Собираться начали задолго до комендантского часа, приходили поодиночке и разными дорогами. Всех было шестеро: Валя Прилуцкая, Иван Крамаренко, Леонид Тетьяк, Арсен Поддубный, Лиза Моргунова и организатор вечера — Тамара Антоненко. Матери своей Тамара сказала, что у них будет обычный дружеский ужин в складчину. Мол, не думать же все время о войне, об убийствах, иногда надо и развлечься, иначе с ума сойдешь.
Хорошая девушка эта Тамара. Солидная, не говорит попусту, любое поручение исполняет обстоятельно и надежно. К примеру, предложили ей взять радиоприемник к себе (возникла такая необходимость), и она не колеблясь выполнила поручение, записывала сводки Совинформбюро. Отец и два брата Тамары пошли на фронт, и она, вынужденная остаться дома, считала себя просто обойденной. Рослая, но физически слабая, с серьезным лицом, она казалась старше своих двадцати лет. Подпольщики ее любили, верили ей. Перед войной Антоненко работала в бухгалтерии Политехнического института, была активной комсомолкой, но личная жизнь у нее не сложилась. Валя знала об этом и тянулась к девушке: обойденные счастьем и обиженные быстрее других сходятся друг с другом.
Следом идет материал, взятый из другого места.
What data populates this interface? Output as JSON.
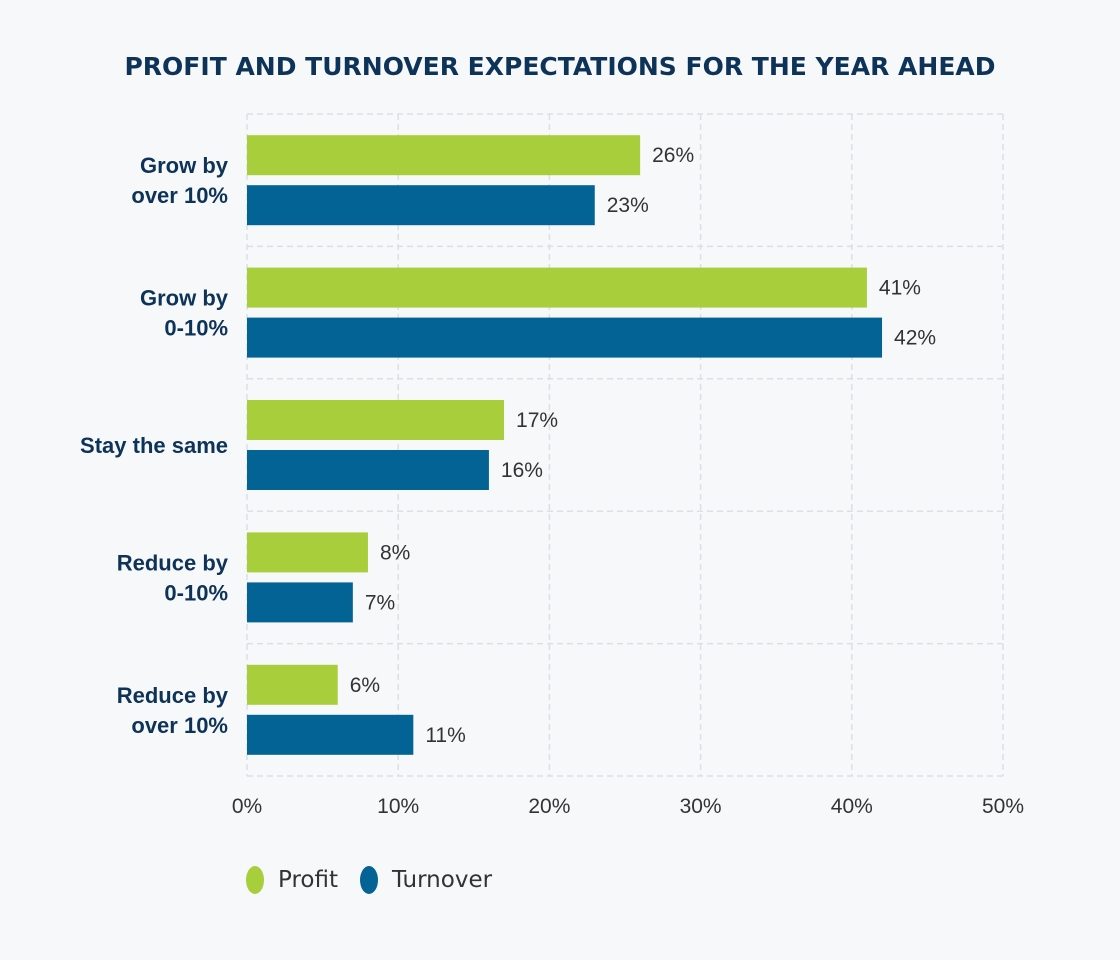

Новый год есть Новый год, даже в условиях оккупации. Встретись по-праздничному весело, с подъемом, девчата обнялись, расцеловались, все были беззаботны и радостны, как студенты. На столе выросла горка разных продуктов: краюшки хлеба, картофелины, соленые огурцы, сало, коробка консервов, даже бутылка настоящей водки-калгановки. Ее где-то достал Поддубный. А Третьяк принес мед и сало. Недавно он побывал в селе Томашевка Фастовского района. Эти подарки для киевских товарищей передали местные подпольщики.